Selasa, 12 September 2017

Drama Cicak

lizard art
Drama cicak



Setelah pada postingan sebelumnya kita belajar tentang pengertian drama dan jenis-jenisnya, maka kali ini aku akan memberikan contoh naskah drama modern satu babak bertema drama komedi (drama komedi ya, bukan drama Korea). Naskah drama ini sendiri dibuat sebagai tugas kelompok keponakanku dan teman-temannya. Aku diminta untuk jadi editor dadakan yang bertugas memperbaiki kekurangan naskah di sana sini (sstt... sebenarnya, nyaris semua bagian kuperbaiki lho)

Berikut naskah dramanya :

Judul               : CICAK
Tipe                 : Drama satu babak
Setting             : Ruang OSIS

Pelaku/Watak 
Nathan (Ketua OSIS, tegas dan punya wibawa).
Karina (Wakil Ketua OSIS, suka cari muka dengan bosnya di OSIS).
Cassandra (Sekretaris OSIS, phobia cicak, apalagi tahi cicak, tapi juga penyayang binatang).
Elena (Bendahara OSIS, kadang matre, kadang dermawan (baca: plin-plan)).
Adipati (Ketua grup karate, emosian (baca: lebih ngandalin otot daripada otak).
Steffi (Ketua grup tari, lembut gemulai, dan sudah tentu pandai menari).
Nazila (Ketua grup rohis, santun, sopan, agamis).

Sinopsis :
Nathan dan kawan-kawannya sesama pengurus OSIS sedang dibingungkan dengan masalah kebersihan ruang OSIS sekolah mereka. Setiap hendak dipakai, Ruang OSIS selalu saja dikotori tahi cicak yang hitam putih itu. Karena sudah mengganggu, Sebagai Ketua OSIS, Nathan berencana untuk membasmi setiap ekor cicak yang menumpang tinggal di ruang OSIS mereka. Tindakan membasmi ini ditujukan supaya Ruang OSIS mereka kembali bersih, higienis, dan nyaman digunakan. Masalahnya, rencana Nathan untuk menumpas kezaliman para cicak itu berbenturan dengan personaliti beberapa temannya sesama pengurus.

Narator :
Pentas memperlihatkan Ruang OSIS SMA “Maju Terus Mundur Kalau Terdesak” saat jam istirahat pertama. Beberapa kursi tampak diletakkan begitu saja di dalam ruangan, tidak beraturan dan tidak sedap dipandang mata, apalagi untuk dimakan. Satu-satunya meja kayu di ruangan itu kini sedang dinaiki seorang siswa yang dari gelagatnya terlihat tidak bahagia dan seakan memendam dendam kesumat terhadap seseorang, atau sesuatu. Di dekat meja di mana seorang siswa sedang berdiri sambil mengintip-ngintip loteng itu, tiga orang siswi berdiri berjejer seperti tengah mengantri. Di tangan masing-masing siswi itu, sebatang lidi yang ujungnya diberi kapur sirih dipegang mengacung ke atas. Sepertinya tiga siswi itu sedang menunggu perintah, yang pasti bukan sedang mengantri giliran menggunakan toilet, apalagi mengantri jatah sembako. Di salah satu pojok ruangan, seorang siswa lain duduk cuek sambil menekuk-nekuk lengan kanannya seperti sedang fitness.

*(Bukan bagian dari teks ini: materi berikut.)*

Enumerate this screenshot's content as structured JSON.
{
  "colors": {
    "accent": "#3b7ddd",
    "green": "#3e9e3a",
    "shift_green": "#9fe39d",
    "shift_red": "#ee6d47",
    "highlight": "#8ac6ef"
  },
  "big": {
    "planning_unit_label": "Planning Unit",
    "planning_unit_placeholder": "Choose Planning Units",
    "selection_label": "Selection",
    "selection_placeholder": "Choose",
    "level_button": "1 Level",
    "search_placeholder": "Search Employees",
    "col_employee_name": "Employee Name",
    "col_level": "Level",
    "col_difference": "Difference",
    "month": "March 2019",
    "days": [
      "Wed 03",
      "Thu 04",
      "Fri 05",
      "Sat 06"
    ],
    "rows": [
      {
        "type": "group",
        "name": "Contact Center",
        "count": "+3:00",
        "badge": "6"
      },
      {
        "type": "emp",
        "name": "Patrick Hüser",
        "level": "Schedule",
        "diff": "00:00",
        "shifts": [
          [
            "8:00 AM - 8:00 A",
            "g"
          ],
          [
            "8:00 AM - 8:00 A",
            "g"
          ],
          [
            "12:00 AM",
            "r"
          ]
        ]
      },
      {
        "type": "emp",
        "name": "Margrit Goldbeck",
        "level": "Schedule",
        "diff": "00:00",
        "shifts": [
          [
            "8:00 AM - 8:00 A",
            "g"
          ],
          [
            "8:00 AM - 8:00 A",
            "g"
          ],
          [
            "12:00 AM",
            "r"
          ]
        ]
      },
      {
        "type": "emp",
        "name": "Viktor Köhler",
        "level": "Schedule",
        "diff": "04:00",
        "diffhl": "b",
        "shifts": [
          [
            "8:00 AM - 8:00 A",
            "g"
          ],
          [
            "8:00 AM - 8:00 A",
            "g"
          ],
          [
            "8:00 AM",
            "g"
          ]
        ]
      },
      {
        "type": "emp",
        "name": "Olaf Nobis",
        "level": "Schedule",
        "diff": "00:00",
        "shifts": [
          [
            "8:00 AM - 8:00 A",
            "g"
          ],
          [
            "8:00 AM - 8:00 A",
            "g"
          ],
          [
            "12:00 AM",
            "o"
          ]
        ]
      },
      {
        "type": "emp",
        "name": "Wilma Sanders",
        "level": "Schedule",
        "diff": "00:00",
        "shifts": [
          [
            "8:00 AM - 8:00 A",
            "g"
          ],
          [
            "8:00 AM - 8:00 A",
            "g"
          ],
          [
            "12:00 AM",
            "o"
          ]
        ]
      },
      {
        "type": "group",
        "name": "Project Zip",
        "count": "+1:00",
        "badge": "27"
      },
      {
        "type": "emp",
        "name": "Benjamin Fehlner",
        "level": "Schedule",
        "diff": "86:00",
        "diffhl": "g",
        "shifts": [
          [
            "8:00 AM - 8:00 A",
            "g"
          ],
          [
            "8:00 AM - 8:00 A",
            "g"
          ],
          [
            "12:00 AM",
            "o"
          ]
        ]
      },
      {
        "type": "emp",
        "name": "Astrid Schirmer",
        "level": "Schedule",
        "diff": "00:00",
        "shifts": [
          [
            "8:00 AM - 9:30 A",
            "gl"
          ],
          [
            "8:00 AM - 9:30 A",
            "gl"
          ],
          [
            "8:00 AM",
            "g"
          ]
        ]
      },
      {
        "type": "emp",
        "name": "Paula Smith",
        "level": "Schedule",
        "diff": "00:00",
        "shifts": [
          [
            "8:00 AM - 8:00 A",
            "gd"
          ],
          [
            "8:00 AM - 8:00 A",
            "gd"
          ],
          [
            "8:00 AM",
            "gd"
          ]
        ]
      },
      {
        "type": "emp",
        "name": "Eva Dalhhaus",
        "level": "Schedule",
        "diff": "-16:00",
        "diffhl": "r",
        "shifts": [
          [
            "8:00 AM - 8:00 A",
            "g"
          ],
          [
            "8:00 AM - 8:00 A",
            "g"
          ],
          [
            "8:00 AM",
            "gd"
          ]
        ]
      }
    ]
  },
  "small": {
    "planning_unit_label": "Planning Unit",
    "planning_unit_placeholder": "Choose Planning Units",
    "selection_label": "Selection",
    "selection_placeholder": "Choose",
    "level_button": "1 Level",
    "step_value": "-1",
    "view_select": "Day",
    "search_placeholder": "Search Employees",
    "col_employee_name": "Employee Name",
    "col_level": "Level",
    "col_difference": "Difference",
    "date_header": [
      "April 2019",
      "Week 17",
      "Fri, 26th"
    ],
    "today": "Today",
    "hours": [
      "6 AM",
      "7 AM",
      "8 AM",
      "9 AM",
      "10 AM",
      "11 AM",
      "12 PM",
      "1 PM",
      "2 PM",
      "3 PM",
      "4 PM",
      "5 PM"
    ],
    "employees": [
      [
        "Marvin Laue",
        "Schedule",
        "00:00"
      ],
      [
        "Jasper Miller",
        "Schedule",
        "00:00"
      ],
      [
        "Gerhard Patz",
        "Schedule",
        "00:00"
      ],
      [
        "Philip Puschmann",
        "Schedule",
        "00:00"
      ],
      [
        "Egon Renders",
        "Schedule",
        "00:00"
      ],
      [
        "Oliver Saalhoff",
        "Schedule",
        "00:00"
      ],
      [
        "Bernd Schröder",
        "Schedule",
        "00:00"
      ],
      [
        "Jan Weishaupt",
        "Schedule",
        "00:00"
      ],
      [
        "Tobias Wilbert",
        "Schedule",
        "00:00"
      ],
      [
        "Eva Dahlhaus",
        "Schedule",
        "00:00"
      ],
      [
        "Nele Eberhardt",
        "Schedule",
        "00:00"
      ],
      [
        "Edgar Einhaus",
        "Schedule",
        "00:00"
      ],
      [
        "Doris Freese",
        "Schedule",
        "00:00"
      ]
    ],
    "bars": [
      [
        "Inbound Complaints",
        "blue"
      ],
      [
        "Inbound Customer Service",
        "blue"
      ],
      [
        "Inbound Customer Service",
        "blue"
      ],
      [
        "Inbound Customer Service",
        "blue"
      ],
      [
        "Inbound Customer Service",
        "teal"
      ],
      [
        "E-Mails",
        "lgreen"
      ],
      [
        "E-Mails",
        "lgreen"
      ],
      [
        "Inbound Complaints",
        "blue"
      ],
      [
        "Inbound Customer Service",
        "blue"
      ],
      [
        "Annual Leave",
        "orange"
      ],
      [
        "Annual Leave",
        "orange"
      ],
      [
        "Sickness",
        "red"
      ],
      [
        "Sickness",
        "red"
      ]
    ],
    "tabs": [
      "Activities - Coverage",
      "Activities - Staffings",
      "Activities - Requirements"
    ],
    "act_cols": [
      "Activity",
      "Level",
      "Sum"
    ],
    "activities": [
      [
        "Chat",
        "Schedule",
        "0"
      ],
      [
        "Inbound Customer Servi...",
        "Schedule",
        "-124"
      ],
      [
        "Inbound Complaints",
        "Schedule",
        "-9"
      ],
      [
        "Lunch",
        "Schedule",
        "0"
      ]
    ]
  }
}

Elena         : Gimana, Nat? Kelihatan nggak sarangnya? (sambil mendongak ke loteng).

Nathan      : (berdecak kesal) Kamu pernah lihat sarang cicak?

Elena         : (menggelengkan kepala) Enggak tuh, tapi kalau sarang walet pernah. Harganya, mahaaaaaaaaal banget.

Steffi          : Apanya yang mahal?

Elena         : Sarang waletnyalah, masak sarangmu.

Steffi          : Heh, sembarangan. Kamu kira aku tawon?

Elena         : Oh, bukan, ya?

Steffi          : (memonyongkan bibir pada Elena) Tunggu pembalasanku!

Nathan      : Hei, kalian berdua! Kita lagi ngomongin cicak, bukan walet, bukan tawon.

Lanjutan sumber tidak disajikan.